Mary was staring at the form placed in front of her. There was only one name on it.
Mike Slade.
26
When Mary tried to telephone Louis Desforges to tell him what she had learned, his line was busy. He was talking to Mike Slade. Dr. Desforges’s first instinct had been to report the murder attempt, except that he could not believe Slade was responsible. And so, Louis had decided to telephone Slade himself.
“I have just left your ambassador,” Louis Desforges said. “She is going to live.”
“Well, that’s good news, Doctor. Why shouldn’t she?”
Louis’s tone was cautious. “Someone has been poisoning her.”
“What are you talking about?” Mike demanded.
“I think perhaps you know what I’m talking about.”
“Hold it! Are you saying that you think I’m responsible? You’re wrong. You and I had better have a private talk someplace where we can’t be overheard. Can you meet me tonight?”
“At what time?”
“I’m tied up until nine o’clock. Why don’t you meet me a few minutes after, at Baneăsa Forest? I’ll meet you at the fountain and explain everything then.”
Louis Desforges hesitated. “Very well. I will see you there.” He hung up and thought: Mike Slade cannot possibly be behind this.
When Mary tried to telephone Louis again, he had left. No one knew where to reach him.
Mary and the children were having dinner at the residence.
“You really look a lot better, Mother,” Beth said. “We were worried.”
“I feel fine,” Mary assured her. And it was the truth. Thank God for Louis!
Mary was unable to get Mike Slade out of her mind. She could hear his voice saying: “Here’s your coffee. I brewed it myself.” Slowly killing her. She shuddered.
“Are you cold?” Tim asked.
“No, darling.”
She must not involve the children in her nightmares. Perhaps I should send them back home for a while? Mary thought. They could stay with Florence and Doug. And then she thought: I could go with them. But that would be cowardly, a victory for Mike Slade, and whomever he was working with. There was only one person she could think of who could help her. Stanton Rogers. Stanton would know what to do about Mike.
But I can’t accuse him without proof and what proof do I have? That he made coffee for me every morning?
Tim was talking to her. “…so we said we’d ask if we could go with them.”
“I’m sorry, darling. What did you say?”
“I said Nikolai asked us if we could go out camping with him and his family next weekend.”

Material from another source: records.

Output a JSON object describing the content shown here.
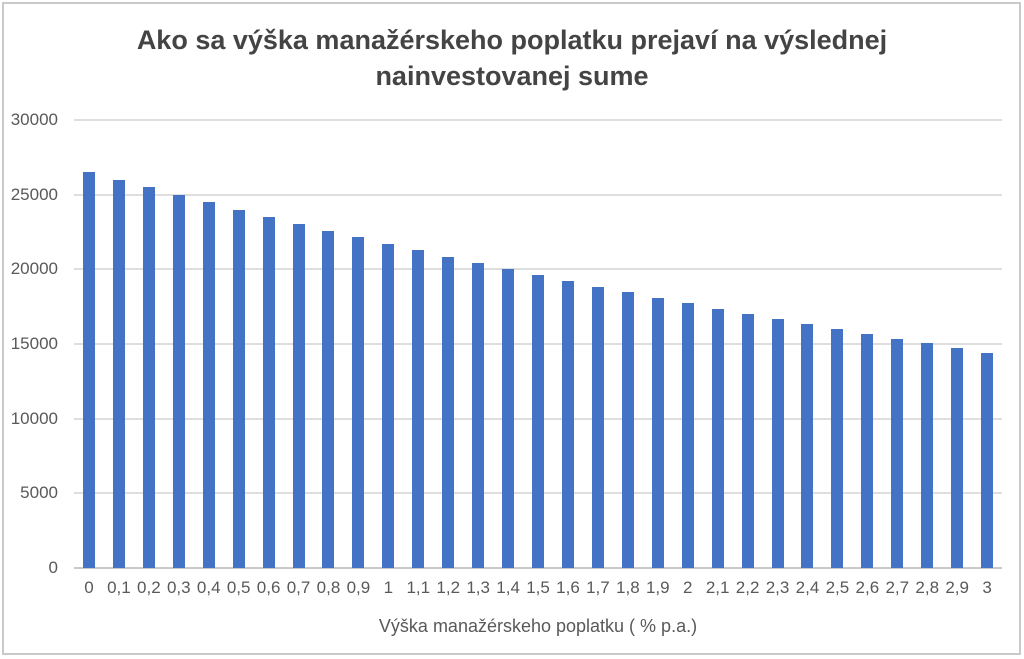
{
  "chart_data": {
    "type": "bar",
    "title": "Ako sa výška manažérskeho poplatku prejaví na výslednej nainvestovanej sume",
    "title_lines": [
      "Ako sa výška manažérskeho poplatku prejaví na výslednej",
      "nainvestovanej sume"
    ],
    "xlabel": "Výška manažérskeho poplatku ( % p.a.)",
    "ylabel": "",
    "categories": [
      "0",
      "0,1",
      "0,2",
      "0,3",
      "0,4",
      "0,5",
      "0,6",
      "0,7",
      "0,8",
      "0,9",
      "1",
      "1,1",
      "1,2",
      "1,3",
      "1,4",
      "1,5",
      "1,6",
      "1,7",
      "1,8",
      "1,9",
      "2",
      "2,1",
      "2,2",
      "2,3",
      "2,4",
      "2,5",
      "2,6",
      "2,7",
      "2,8",
      "2,9",
      "3"
    ],
    "values": [
      26533,
      26007,
      25492,
      24987,
      24489,
      24003,
      23525,
      23056,
      22596,
      22145,
      21702,
      21268,
      20842,
      20424,
      20014,
      19612,
      19217,
      18830,
      18451,
      18079,
      17714,
      17356,
      17005,
      16660,
      16323,
      15991,
      15666,
      15348,
      15035,
      14729,
      14428
    ],
    "yticks": [
      0,
      5000,
      10000,
      15000,
      20000,
      25000,
      30000
    ],
    "ylim": [
      0,
      30000
    ],
    "grid": true,
    "legend": false,
    "decimal_separator": ",",
    "bar_color": "#4472C4",
    "gridline_color": "#DEDEDE",
    "axis_line_color": "#C9C9C9",
    "frame_color": "#C9C9C9",
    "title_color": "#444444",
    "label_color": "#595959"
  }
}
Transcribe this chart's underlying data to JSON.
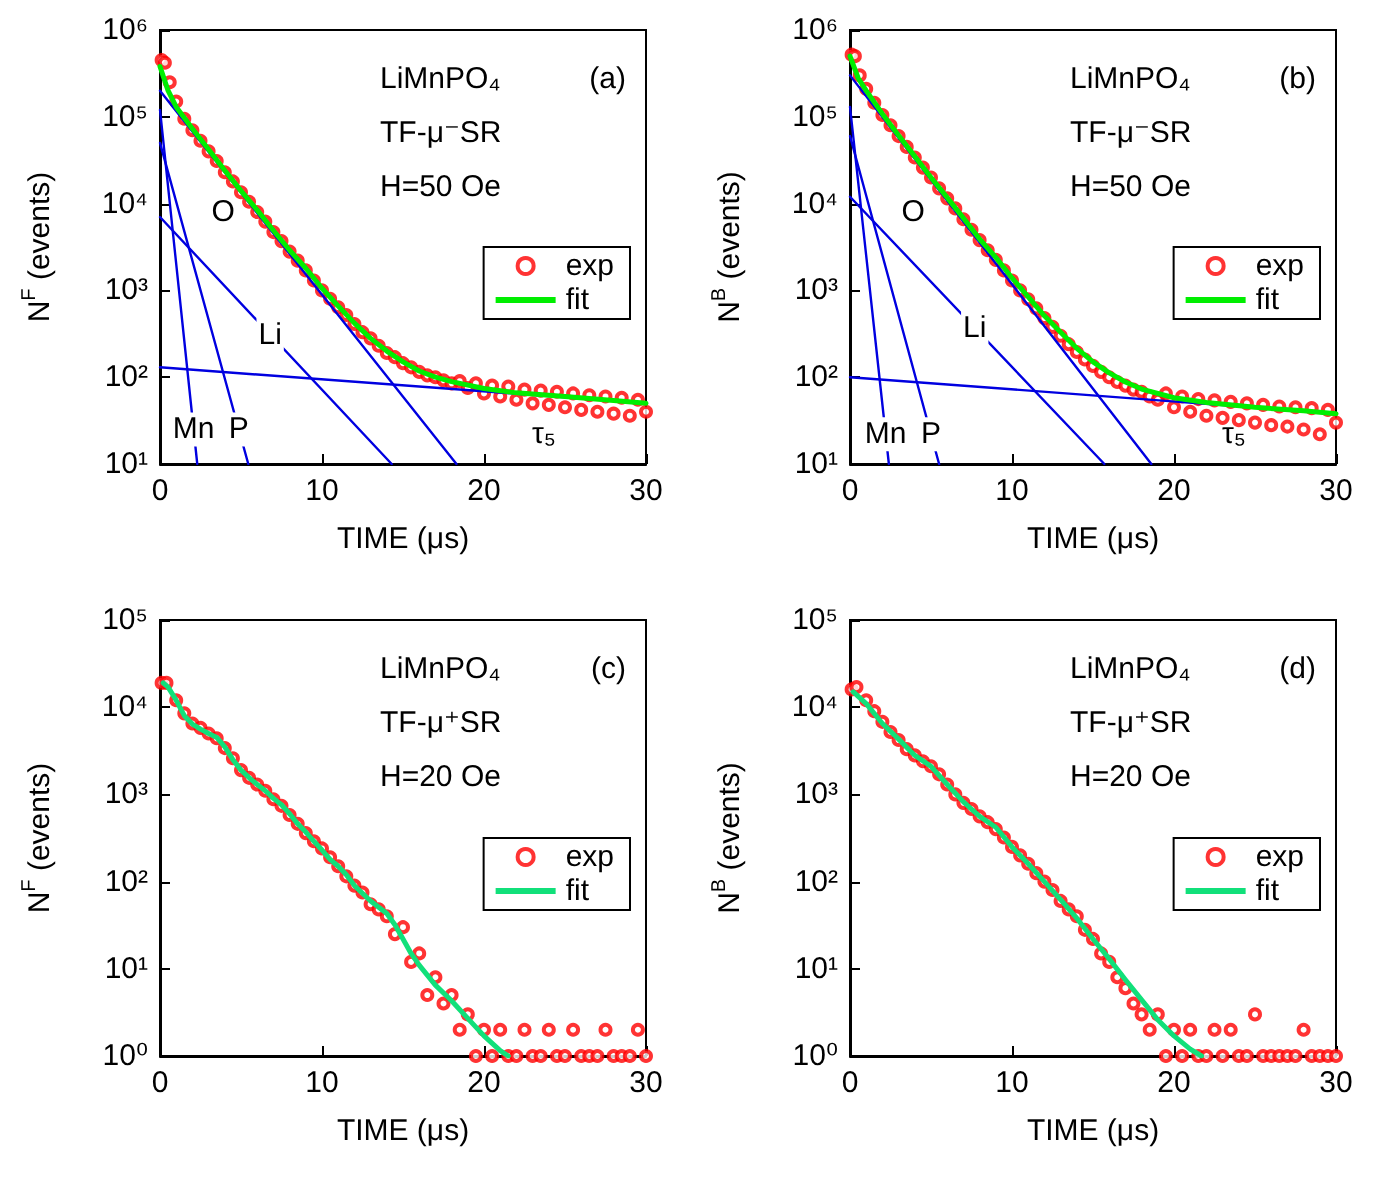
{
  "chart_data": [
    {
      "type": "scatter",
      "xlabel": "TIME (μs)",
      "ylabel": "N$^{F}$ (events)",
      "xlim": [
        0,
        30
      ],
      "xticks": [
        0,
        10,
        20,
        30
      ],
      "ylim": [
        10,
        1000000
      ],
      "yticks": [
        {
          "value": 10,
          "label": "10¹"
        },
        {
          "value": 100,
          "label": "10²"
        },
        {
          "value": 1000,
          "label": "10³"
        },
        {
          "value": 10000,
          "label": "10⁴"
        },
        {
          "value": 100000,
          "label": "10⁵"
        },
        {
          "value": 1000000,
          "label": "10⁶"
        }
      ],
      "log": "y",
      "legend": "right",
      "annotations": [
        "LiMnPO₄",
        "(a)",
        "TF-μ⁻SR",
        "H=50 Oe",
        "O",
        "τ₅",
        {
          "text": "Li",
          "x": 6.8,
          "y": 310
        },
        {
          "text": "Mn",
          "x": 2.07,
          "y": 25
        },
        {
          "text": "P",
          "x": 4.86,
          "y": 25
        }
      ],
      "series": [
        {
          "name": "exp",
          "type": "scatter",
          "marker": "circle",
          "color": "#ff0000",
          "x": [
            0.1,
            0.3,
            0.6,
            1,
            1.5,
            2,
            2.5,
            3,
            3.5,
            4,
            4.5,
            5,
            5.5,
            6,
            6.5,
            7,
            7.5,
            8,
            8.5,
            9,
            9.5,
            10,
            10.5,
            11,
            11.5,
            12,
            12.5,
            13,
            13.5,
            14,
            14.5,
            15,
            15.5,
            16,
            16.5,
            17,
            17.5,
            18,
            18.5,
            19,
            19.5,
            20,
            20.5,
            21,
            21.5,
            22,
            22.5,
            23,
            23.5,
            24,
            24.5,
            25,
            25.5,
            26,
            26.5,
            27,
            27.5,
            28,
            28.5,
            29,
            29.5,
            30
          ],
          "values": [
            450000,
            420000,
            250000,
            150000,
            95000,
            70000,
            53000,
            40000,
            31000,
            23000,
            18000,
            13500,
            10500,
            8000,
            6200,
            4700,
            3700,
            2800,
            2200,
            1700,
            1300,
            1000,
            800,
            640,
            520,
            410,
            330,
            280,
            230,
            190,
            170,
            145,
            130,
            115,
            105,
            100,
            92,
            85,
            90,
            75,
            85,
            65,
            80,
            60,
            78,
            55,
            72,
            50,
            70,
            48,
            68,
            45,
            65,
            42,
            62,
            40,
            60,
            38,
            58,
            36,
            55,
            40
          ]
        },
        {
          "type": "line",
          "marker": "none",
          "line_style": "solid",
          "color": "#0000e0",
          "x": [
            0,
            18.3
          ],
          "values": [
            200000,
            10
          ]
        },
        {
          "type": "line",
          "marker": "none",
          "line_style": "solid",
          "color": "#0000e0",
          "x": [
            0,
            14.3
          ],
          "values": [
            7000,
            10
          ]
        },
        {
          "type": "line",
          "marker": "none",
          "line_style": "solid",
          "color": "#0000e0",
          "x": [
            0,
            2.3
          ],
          "values": [
            120000,
            10
          ]
        },
        {
          "type": "line",
          "marker": "none",
          "line_style": "solid",
          "color": "#0000e0",
          "x": [
            0,
            5.45
          ],
          "values": [
            50000,
            10
          ]
        },
        {
          "type": "line",
          "marker": "none",
          "line_style": "solid",
          "color": "#0000e0",
          "x": [
            0,
            30
          ],
          "values": [
            130,
            50
          ]
        },
        {
          "name": "fit",
          "type": "line",
          "marker": "none",
          "line_style": "solid",
          "color": "#00ee00",
          "x": [
            0,
            0.5,
            1,
            2,
            3,
            4,
            5,
            6,
            7,
            8,
            9,
            10,
            11,
            12,
            13,
            14,
            15,
            16,
            17,
            18,
            20,
            22,
            25,
            28,
            30
          ],
          "values": [
            380000,
            200000,
            130000,
            73000,
            42000,
            24000,
            14000,
            8400,
            4900,
            2900,
            1800,
            1060,
            660,
            420,
            280,
            200,
            150,
            118,
            100,
            89,
            74,
            66,
            60,
            54,
            50
          ]
        }
      ]
    },
    {
      "type": "scatter",
      "xlabel": "TIME (μs)",
      "ylabel": "N$^{B}$ (events)",
      "xlim": [
        0,
        30
      ],
      "xticks": [
        0,
        10,
        20,
        30
      ],
      "ylim": [
        10,
        1000000
      ],
      "yticks": [
        {
          "value": 10,
          "label": "10¹"
        },
        {
          "value": 100,
          "label": "10²"
        },
        {
          "value": 1000,
          "label": "10³"
        },
        {
          "value": 10000,
          "label": "10⁴"
        },
        {
          "value": 100000,
          "label": "10⁵"
        },
        {
          "value": 1000000,
          "label": "10⁶"
        }
      ],
      "log": "y",
      "legend": "right",
      "annotations": [
        "LiMnPO₄",
        "(b)",
        "TF-μ⁻SR",
        "H=50 Oe",
        "O",
        "τ₅",
        {
          "text": "Li",
          "x": 7.7,
          "y": 370
        },
        {
          "text": "Mn",
          "x": 2.2,
          "y": 22
        },
        {
          "text": "P",
          "x": 5.0,
          "y": 22
        }
      ],
      "series": [
        {
          "name": "exp",
          "type": "scatter",
          "marker": "circle",
          "color": "#ff0000",
          "x": [
            0.1,
            0.3,
            0.6,
            1,
            1.5,
            2,
            2.5,
            3,
            3.5,
            4,
            4.5,
            5,
            5.5,
            6,
            6.5,
            7,
            7.5,
            8,
            8.5,
            9,
            9.5,
            10,
            10.5,
            11,
            11.5,
            12,
            12.5,
            13,
            13.5,
            14,
            14.5,
            15,
            15.5,
            16,
            16.5,
            17,
            17.5,
            18,
            18.5,
            19,
            19.5,
            20,
            20.5,
            21,
            21.5,
            22,
            22.5,
            23,
            23.5,
            24,
            24.5,
            25,
            25.5,
            26,
            26.5,
            27,
            27.5,
            28,
            28.5,
            29,
            29.5,
            30
          ],
          "values": [
            520000,
            500000,
            300000,
            210000,
            145000,
            105000,
            80000,
            60000,
            45000,
            34000,
            26000,
            20000,
            15000,
            11500,
            8800,
            6600,
            5000,
            3800,
            2900,
            2250,
            1700,
            1300,
            1000,
            790,
            620,
            480,
            380,
            300,
            240,
            195,
            160,
            135,
            115,
            100,
            88,
            80,
            72,
            68,
            60,
            55,
            65,
            45,
            60,
            40,
            56,
            36,
            54,
            34,
            52,
            32,
            50,
            30,
            48,
            28,
            46,
            27,
            45,
            25,
            44,
            22,
            42,
            30
          ]
        },
        {
          "type": "line",
          "marker": "none",
          "line_style": "solid",
          "color": "#0000e0",
          "x": [
            0,
            18.6
          ],
          "values": [
            300000,
            10
          ]
        },
        {
          "type": "line",
          "marker": "none",
          "line_style": "solid",
          "color": "#0000e0",
          "x": [
            0,
            15.7
          ],
          "values": [
            12000,
            10
          ]
        },
        {
          "type": "line",
          "marker": "none",
          "line_style": "solid",
          "color": "#0000e0",
          "x": [
            0,
            2.4
          ],
          "values": [
            130000,
            10
          ]
        },
        {
          "type": "line",
          "marker": "none",
          "line_style": "solid",
          "color": "#0000e0",
          "x": [
            0,
            5.5
          ],
          "values": [
            60000,
            10
          ]
        },
        {
          "type": "line",
          "marker": "none",
          "line_style": "solid",
          "color": "#0000e0",
          "x": [
            0,
            30
          ],
          "values": [
            100,
            38
          ]
        },
        {
          "name": "fit",
          "type": "line",
          "marker": "none",
          "line_style": "solid",
          "color": "#00ee00",
          "x": [
            0,
            0.5,
            1,
            2,
            3,
            4,
            5,
            6,
            7,
            8,
            9,
            10,
            11,
            12,
            13,
            14,
            15,
            16,
            17,
            18,
            20,
            22,
            25,
            28,
            30
          ],
          "values": [
            500000,
            280000,
            200000,
            108000,
            61000,
            35000,
            20000,
            11700,
            6800,
            3900,
            2400,
            1390,
            840,
            510,
            330,
            215,
            150,
            112,
            88,
            73,
            58,
            51,
            45,
            41,
            38
          ]
        }
      ]
    },
    {
      "type": "scatter",
      "xlabel": "TIME (μs)",
      "ylabel": "N$^{F}$ (events)",
      "xlim": [
        0,
        30
      ],
      "xticks": [
        0,
        10,
        20,
        30
      ],
      "ylim": [
        1,
        100000
      ],
      "yticks": [
        {
          "value": 1,
          "label": "10⁰"
        },
        {
          "value": 10,
          "label": "10¹"
        },
        {
          "value": 100,
          "label": "10²"
        },
        {
          "value": 1000,
          "label": "10³"
        },
        {
          "value": 10000,
          "label": "10⁴"
        },
        {
          "value": 100000,
          "label": "10⁵"
        }
      ],
      "log": "y",
      "legend": "right",
      "annotations": [
        "LiMnPO₄",
        "(c)",
        "TF-μ⁺SR",
        "H=20 Oe"
      ],
      "series": [
        {
          "name": "exp",
          "type": "scatter",
          "marker": "circle",
          "color": "#ff0000",
          "x": [
            0.1,
            0.4,
            1,
            1.5,
            2,
            2.5,
            3,
            3.5,
            4,
            4.5,
            5,
            5.5,
            6,
            6.5,
            7,
            7.5,
            8,
            8.5,
            9,
            9.5,
            10,
            10.5,
            11,
            11.5,
            12,
            12.5,
            13,
            13.5,
            14,
            14.5,
            15,
            15.5,
            16,
            16.5,
            17,
            17.5,
            18,
            18.5,
            19,
            19.5,
            20,
            20.5,
            21,
            21.5,
            22,
            22.5,
            23,
            23.5,
            24,
            24.5,
            25,
            25.5,
            26,
            26.5,
            27,
            27.5,
            28,
            28.5,
            29,
            29.5,
            30
          ],
          "values": [
            19000,
            19000,
            12000,
            8500,
            6500,
            5800,
            5000,
            4400,
            3400,
            2600,
            1900,
            1550,
            1300,
            1100,
            880,
            740,
            580,
            460,
            360,
            290,
            240,
            190,
            150,
            115,
            90,
            75,
            55,
            48,
            40,
            25,
            30,
            12,
            15,
            5,
            8,
            4,
            5,
            2,
            3,
            1,
            2,
            1,
            2,
            1,
            1,
            2,
            1,
            1,
            2,
            1,
            1,
            2,
            1,
            1,
            1,
            2,
            1,
            1,
            1,
            2,
            1
          ]
        },
        {
          "name": "fit",
          "type": "line",
          "marker": "none",
          "line_style": "solid",
          "color": "#11e07a",
          "x": [
            0.2,
            0.5,
            1,
            1.5,
            2,
            2.5,
            3,
            3.5,
            4,
            4.5,
            5,
            5.6,
            6,
            6.5,
            7,
            7.5,
            8,
            8.5,
            9,
            9.5,
            10,
            10.5,
            11,
            11.5,
            12,
            13,
            14,
            14.5,
            15,
            15.5,
            16,
            17,
            18,
            19,
            20,
            21,
            21.5
          ],
          "values": [
            19000,
            17000,
            12000,
            8000,
            6400,
            5600,
            5000,
            4500,
            3500,
            2500,
            1900,
            1500,
            1300,
            1100,
            900,
            760,
            600,
            460,
            370,
            290,
            230,
            180,
            150,
            120,
            90,
            60,
            43,
            32,
            22,
            15,
            11,
            6.5,
            4.3,
            2.7,
            1.7,
            1.15,
            1
          ]
        }
      ]
    },
    {
      "type": "scatter",
      "xlabel": "TIME (μs)",
      "ylabel": "N$^{B}$ (events)",
      "xlim": [
        0,
        30
      ],
      "xticks": [
        0,
        10,
        20,
        30
      ],
      "ylim": [
        1,
        100000
      ],
      "yticks": [
        {
          "value": 1,
          "label": "10⁰"
        },
        {
          "value": 10,
          "label": "10¹"
        },
        {
          "value": 100,
          "label": "10²"
        },
        {
          "value": 1000,
          "label": "10³"
        },
        {
          "value": 10000,
          "label": "10⁴"
        },
        {
          "value": 100000,
          "label": "10⁵"
        }
      ],
      "log": "y",
      "legend": "right",
      "annotations": [
        "LiMnPO₄",
        "(d)",
        "TF-μ⁺SR",
        "H=20 Oe"
      ],
      "series": [
        {
          "name": "exp",
          "type": "scatter",
          "marker": "circle",
          "color": "#ff0000",
          "x": [
            0.1,
            0.4,
            1,
            1.5,
            2,
            2.5,
            3,
            3.5,
            4,
            4.5,
            5,
            5.5,
            6,
            6.5,
            7,
            7.5,
            8,
            8.5,
            9,
            9.5,
            10,
            10.5,
            11,
            11.5,
            12,
            12.5,
            13,
            13.5,
            14,
            14.5,
            15,
            15.5,
            16,
            16.5,
            17,
            17.5,
            18,
            18.5,
            19,
            19.5,
            20,
            20.5,
            21,
            21.5,
            22,
            22.5,
            23,
            23.5,
            24,
            24.5,
            25,
            25.5,
            26,
            26.5,
            27,
            27.5,
            28,
            28.5,
            29,
            29.5,
            30
          ],
          "values": [
            16000,
            17000,
            12000,
            9000,
            6800,
            5200,
            4200,
            3300,
            2800,
            2400,
            2100,
            1700,
            1300,
            1000,
            800,
            680,
            560,
            480,
            400,
            320,
            250,
            200,
            160,
            125,
            100,
            80,
            60,
            48,
            40,
            28,
            22,
            15,
            12,
            8,
            6,
            4,
            3,
            2,
            3,
            1,
            2,
            1,
            2,
            1,
            1,
            2,
            1,
            2,
            1,
            1,
            3,
            1,
            1,
            1,
            1,
            1,
            2,
            1,
            1,
            1,
            1
          ]
        },
        {
          "name": "fit",
          "type": "line",
          "marker": "none",
          "line_style": "solid",
          "color": "#11e07a",
          "x": [
            0.2,
            1,
            2,
            3,
            4,
            5,
            6,
            7,
            8,
            9,
            10,
            11,
            12,
            13,
            14,
            15,
            16,
            17,
            18,
            19,
            20,
            21,
            21.7
          ],
          "values": [
            15000,
            11000,
            6500,
            4300,
            2800,
            2100,
            1300,
            820,
            560,
            420,
            250,
            160,
            100,
            62,
            38,
            22,
            13,
            7.5,
            4.4,
            2.6,
            1.7,
            1.2,
            1
          ]
        }
      ]
    }
  ]
}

“No!” It came out more harshly than she had intended. “I want you both to stay close to the residence.”
“What about school?” Beth asked.
Mary hesitated. She could not keep them prisoners here, and she did not want to alarm them.

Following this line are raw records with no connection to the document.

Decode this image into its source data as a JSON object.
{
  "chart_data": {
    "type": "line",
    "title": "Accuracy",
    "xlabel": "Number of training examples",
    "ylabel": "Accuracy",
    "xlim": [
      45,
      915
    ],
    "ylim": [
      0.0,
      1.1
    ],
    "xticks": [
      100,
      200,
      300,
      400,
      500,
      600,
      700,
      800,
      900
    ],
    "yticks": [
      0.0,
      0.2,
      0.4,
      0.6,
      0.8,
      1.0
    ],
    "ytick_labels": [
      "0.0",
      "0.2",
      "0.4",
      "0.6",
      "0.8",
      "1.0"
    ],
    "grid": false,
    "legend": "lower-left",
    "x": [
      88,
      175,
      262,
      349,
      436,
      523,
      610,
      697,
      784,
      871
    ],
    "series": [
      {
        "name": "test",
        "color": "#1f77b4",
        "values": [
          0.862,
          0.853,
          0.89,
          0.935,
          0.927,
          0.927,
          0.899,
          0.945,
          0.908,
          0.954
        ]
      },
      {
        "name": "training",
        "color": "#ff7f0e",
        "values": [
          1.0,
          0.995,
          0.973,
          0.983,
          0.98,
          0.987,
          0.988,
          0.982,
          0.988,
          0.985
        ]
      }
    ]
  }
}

“That’s fine. As long as Florian takes you there and brings you back. No one else.”
Beth was studying her. “Mother, is anything wrong?”

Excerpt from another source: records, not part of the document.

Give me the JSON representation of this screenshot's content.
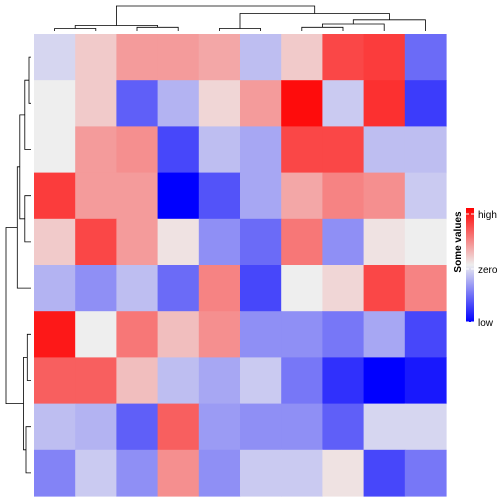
{
  "chart_data": {
    "type": "heatmap",
    "n_rows": 10,
    "n_cols": 10,
    "values": [
      [
        -0.1,
        0.15,
        0.35,
        0.35,
        0.3,
        -0.2,
        0.15,
        0.7,
        0.75,
        -0.55
      ],
      [
        0.0,
        0.15,
        -0.6,
        -0.25,
        0.1,
        0.35,
        0.95,
        -0.15,
        0.8,
        -0.75
      ],
      [
        0.0,
        0.35,
        0.4,
        -0.7,
        -0.2,
        -0.3,
        0.7,
        0.7,
        -0.2,
        -0.2
      ],
      [
        0.75,
        0.35,
        0.35,
        -1.0,
        -0.65,
        -0.3,
        0.3,
        0.45,
        0.4,
        -0.15
      ],
      [
        0.15,
        0.7,
        0.35,
        0.05,
        -0.4,
        -0.55,
        0.5,
        -0.4,
        0.05,
        0.0
      ],
      [
        -0.25,
        -0.4,
        -0.2,
        -0.55,
        0.45,
        -0.7,
        0.0,
        0.1,
        0.7,
        0.45
      ],
      [
        0.9,
        0.0,
        0.5,
        0.2,
        0.4,
        -0.4,
        -0.4,
        -0.5,
        -0.3,
        -0.7
      ],
      [
        0.6,
        0.6,
        0.2,
        -0.2,
        -0.3,
        -0.15,
        -0.5,
        -0.8,
        -1.0,
        -0.9
      ],
      [
        -0.2,
        -0.25,
        -0.6,
        0.6,
        -0.35,
        -0.4,
        -0.4,
        -0.6,
        -0.1,
        -0.1
      ],
      [
        -0.45,
        -0.15,
        -0.4,
        0.4,
        -0.4,
        -0.15,
        -0.15,
        0.05,
        -0.7,
        -0.5
      ]
    ],
    "value_range": [
      -1,
      1
    ],
    "colors": {
      "low": "#0000ff",
      "zero": "#eeeeee",
      "high": "#ff0000",
      "dendrogram": "#000000"
    },
    "legend": {
      "title": "Some values",
      "placement": "right",
      "labels": [
        "high",
        "zero",
        "low"
      ]
    },
    "column_dendrogram": [
      [
        0,
        1,
        0.1
      ],
      [
        2,
        3,
        0.15
      ],
      [
        10,
        11,
        0.22
      ],
      [
        4,
        5,
        0.1
      ],
      [
        6,
        7,
        0.15
      ],
      [
        14,
        8,
        0.28
      ],
      [
        15,
        9,
        0.45
      ],
      [
        13,
        16,
        0.7
      ],
      [
        12,
        17,
        1.0
      ]
    ],
    "row_dendrogram": [
      [
        0,
        1,
        0.08
      ],
      [
        10,
        2,
        0.25
      ],
      [
        3,
        4,
        0.25
      ],
      [
        11,
        12,
        0.45
      ],
      [
        13,
        5,
        0.55
      ],
      [
        6,
        7,
        0.15
      ],
      [
        8,
        9,
        0.2
      ],
      [
        15,
        16,
        0.3
      ],
      [
        14,
        17,
        1.0
      ]
    ]
  }
}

“Of course not,” Mary said quickly. “Why do you ask?”
“I don’t know. There’s something in the air.”
“Give her a break,” Tim said. “She had the Romanian flu.”
That’s an interesting phrase, Mary thought. Arsenic poisoning—the Romanian flu.
“Can we watch a movie tonight?” Tim asked.
“May we watch a movie tonight,” Mary corrected him.
“Does that mean yes?”
Mary had not planned on running a movie, but she had spent so little time with the children lately that she decided to give them a treat.
“It means yes.”
“Thank you, Madam Ambassador,” Tim shouted. “I get to pick the movie.”